Селезенку удалили, излившуюся кровь собрали и влили обратно в организм. Парень поправился, но был, к несказанной радости матери, комиссован из Вооруженных сил. Без селезенки он оказался негоден к строевой подготовке в мирное время.

Заканчивая главу, я хочу рассказать одну историю, в которой главный вопрос так и остался нерешенным.

Перед самым обедом в кабинет хирурга вошел грустный молодой человек лет двадцати пяти. Правой рукой он бережно придерживал левое предплечье.

— Здрасте! — начал вошедший. — Разрешите.

— Да, да, присаживайтесь, — устало произнес я. — Что случилось?

— Да, вы знаете, не знаю, с чего начать? — замялся посетитель.

— Ну с основного! Что болит?

— Да штука-то вся в том, что ничего и не болит.

— Странно, а что тогда ко мне привело?

— Доктор, я хочу провериться.

— Так, давай по существу! Техосмотр хочешь пройти?

— Нет, не техосмотр, — парень улыбнулся.

— Ладно, тогда выкладывай, а то у меня обед уже начинается.

— Ну, значит так! — выдохнул пациент. — Вчера я маленько выпил и пришел домой, ну слегка пьяный. Ну, Ирка начала кричать, ругаться, ну все такое.

— А Ирка у нас кто?

— Ирка — это моя жена. Ну, в общем, она стала меня ругать, я уж не помню как, но она меня ударила градусником. Вот! — Муж Ирки представил мне свое левое предплечье, на котором была небольшая ссадина длиной около пяти сантиметров.

— Ну и что? — индифферентно осведомился я. — Вот с такой вавкой приперся к хирургу? Не стыдно?

— Да, доктор, вы не обижайтесь. Я бы, конечно, с такой царапиной не пришел, но градусник-то разбился!

— Разбился?

— Точно! Разбился!

— Логично! Раз такая «страшная» рана образовалась! Ладно, все, я обедать, пройди в перевязочную, сейчас тебе руку зеленкой смажут, и ступай домой!

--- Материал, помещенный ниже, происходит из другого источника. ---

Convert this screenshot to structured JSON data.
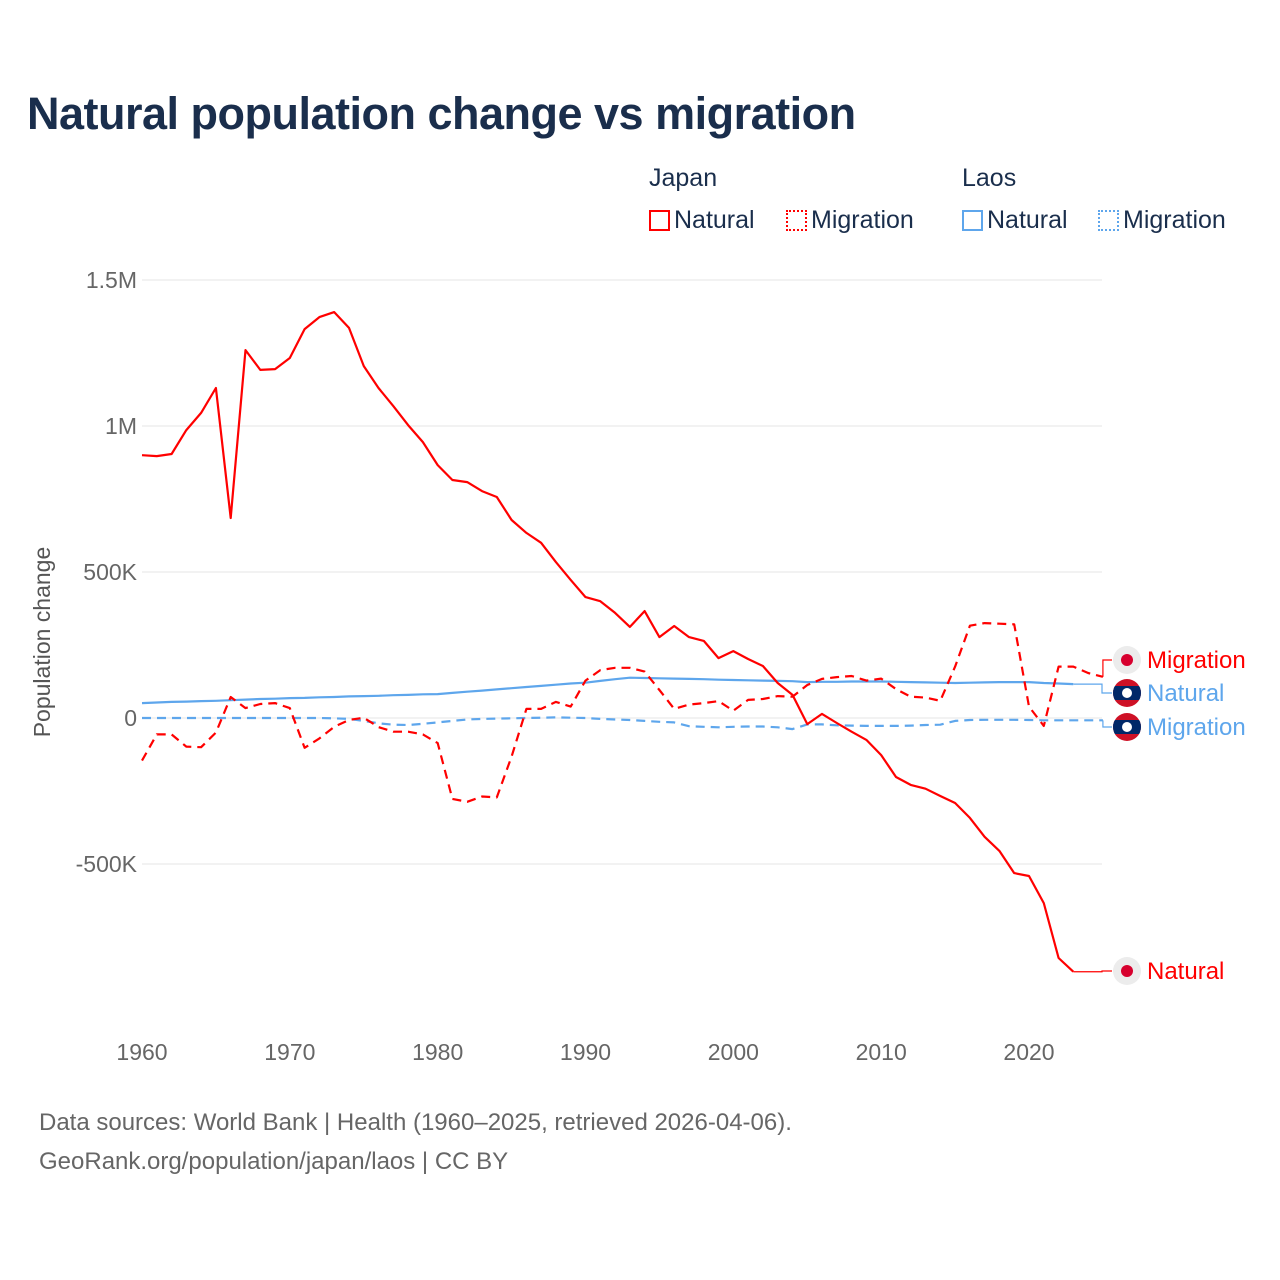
{
  "title": "Natural population change vs migration",
  "legend": {
    "groups": [
      {
        "name": "Japan",
        "items": [
          {
            "label": "Natural",
            "style": "solid"
          },
          {
            "label": "Migration",
            "style": "dotted"
          }
        ],
        "color": "#ff0000"
      },
      {
        "name": "Laos",
        "items": [
          {
            "label": "Natural",
            "style": "solid"
          },
          {
            "label": "Migration",
            "style": "dotted"
          }
        ],
        "color": "#5ea6ec"
      }
    ]
  },
  "source_lines": [
    "Data sources: World Bank | Health (1960–2025, retrieved 2026-04-06).",
    "GeoRank.org/population/japan/laos | CC BY"
  ],
  "chart_data": {
    "type": "line",
    "title": "Natural population change vs migration",
    "xlabel": "",
    "ylabel": "Population change",
    "xlim": [
      1960,
      2025
    ],
    "ylim": [
      -1000000,
      1500000
    ],
    "x_ticks": [
      1960,
      1970,
      1980,
      1990,
      2000,
      2010,
      2020
    ],
    "x_tick_labels": [
      "1960",
      "1970",
      "1980",
      "1990",
      "2000",
      "2010",
      "2020"
    ],
    "y_ticks": [
      1500000,
      1000000,
      500000,
      0,
      -500000
    ],
    "y_tick_labels": [
      "1.5M",
      "1M",
      "500K",
      "0",
      "-500K"
    ],
    "grid": true,
    "legend_position": "top-right",
    "units": "thousands",
    "series": [
      {
        "name": "Japan Natural",
        "label": "Natural",
        "country": "Japan",
        "color": "#ff0000",
        "dash": "solid",
        "start_year": 1960,
        "values": [
          900,
          897,
          904,
          986,
          1045,
          1130,
          685,
          1260,
          1192,
          1195,
          1233,
          1332,
          1373,
          1390,
          1336,
          1205,
          1130,
          1068,
          1003,
          945,
          866,
          815,
          808,
          777,
          757,
          678,
          634,
          600,
          534,
          473,
          414,
          400,
          360,
          312,
          366,
          277,
          315,
          277,
          264,
          205,
          229,
          202,
          178,
          120,
          79,
          -21,
          14,
          -17,
          -47,
          -75,
          -127,
          -202,
          -229,
          -242,
          -267,
          -291,
          -342,
          -407,
          -455,
          -531,
          -541,
          -634,
          -822,
          -869
        ]
      },
      {
        "name": "Japan Migration",
        "label": "Migration",
        "country": "Japan",
        "color": "#ff0000",
        "dash": "dashed",
        "start_year": 1960,
        "values": [
          -146,
          -56,
          -56,
          -98,
          -100,
          -50,
          72,
          34,
          48,
          51,
          34,
          -102,
          -70,
          -30,
          -7,
          1,
          -31,
          -47,
          -47,
          -56,
          -86,
          -277,
          -287,
          -269,
          -272,
          -132,
          31,
          31,
          55,
          39,
          128,
          164,
          172,
          172,
          159,
          96,
          31,
          46,
          51,
          58,
          25,
          62,
          65,
          75,
          73,
          113,
          134,
          140,
          144,
          128,
          135,
          99,
          73,
          70,
          59,
          176,
          316,
          325,
          323,
          321,
          39,
          -27,
          176,
          176,
          154,
          141
        ]
      },
      {
        "name": "Laos Natural",
        "label": "Natural",
        "country": "Laos",
        "color": "#5ea6ec",
        "dash": "solid",
        "start_year": 1960,
        "values": [
          51,
          53,
          55,
          56,
          58,
          59,
          61,
          63,
          65,
          66,
          68,
          69,
          71,
          72,
          74,
          75,
          76,
          78,
          79,
          81,
          82,
          86,
          90,
          94,
          98,
          102,
          106,
          110,
          114,
          118,
          121,
          127,
          133,
          138,
          137,
          136,
          135,
          134,
          133,
          131,
          130,
          129,
          128,
          127,
          126,
          123,
          124,
          124,
          125,
          125,
          125,
          124,
          123,
          122,
          121,
          120,
          121,
          122,
          123,
          123,
          123,
          120,
          118,
          116
        ]
      },
      {
        "name": "Laos Migration",
        "label": "Migration",
        "country": "Laos",
        "color": "#5ea6ec",
        "dash": "dashed",
        "start_year": 1960,
        "values": [
          0,
          0,
          0,
          0,
          0,
          0,
          0,
          0,
          0,
          0,
          0,
          0,
          0,
          -1,
          -3,
          -10,
          -18,
          -23,
          -24,
          -20,
          -15,
          -10,
          -5,
          -3,
          -2,
          -1,
          0,
          1,
          2,
          1,
          0,
          -3,
          -5,
          -7,
          -10,
          -13,
          -15,
          -28,
          -30,
          -32,
          -30,
          -29,
          -29,
          -32,
          -38,
          -22,
          -22,
          -25,
          -26,
          -27,
          -27,
          -27,
          -26,
          -24,
          -23,
          -10,
          -7,
          -6,
          -6,
          -6,
          -7,
          -8,
          -8,
          -8,
          -8,
          -8
        ]
      }
    ],
    "end_labels": [
      {
        "series": "Japan Migration",
        "text": "Migration",
        "marker": "japan-flag"
      },
      {
        "series": "Laos Natural",
        "text": "Natural",
        "marker": "laos-flag"
      },
      {
        "series": "Laos Migration",
        "text": "Migration",
        "marker": "laos-flag"
      },
      {
        "series": "Japan Natural",
        "text": "Natural",
        "marker": "japan-flag"
      }
    ]
  }
}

— Доктор, подождите! Градусник разбился, а он ртутный был! И ртути нету!

— Как так нету?

— Не знаю! Она меня градусником ударила, стекло разбилось, а ртуть куда-то пропала! Может, она там? — Молодой человек кивнул на левую руку. — Может, ртуть в руке осталась?

— Что за бред? Как она туда могла попасть?

— Доктор, ну можно проверить? Снимок сделать? Градусник большой был, технический, в нем грамм пятьдесят ртути было, и вся пропала!

— Пятьдесят, говоришь?

— Ага, пятьдесят!

— Нда! Ладно, Любовь Даниловна, напишите ему направление на рентген левого предплечья в двух проекциях. Сделаешь снимок и жди меня. Я обедать!

Через полчаса я вернулся на прием, совершенно забыв о странном пациенте. А он уже ждал меня в коридоре, сияя от счастья:

— Доктор, я ж говорил, она здесь! В руке! Посмотрите!

Я взял снимки — и оторопел: под кожей четко прослеживался металл, причудливой мозаикой заполнивший мышцы предплечья и распространившийся по щелям и фациальным пространствам конечности. «Действительно ртуть! Но что делать? Как ее оттуда достать?»

Не так просто извлечь инородное тело из мышечного массива, как это кажется на первый взгляд. Этот стереотип пришел из кино, где раненому герою непременно удаляют пулю. Удалили — и все проблемы кончились; а как же поврежденные органы? А? Причем пули извлекают любыми подручными средствами, чуть ли не палкой, люди, весьма далекие от хирургии. И никто не задумывается о том, что люди годами могут ходить с осколками и пулями в организме, например, со Второй мировой.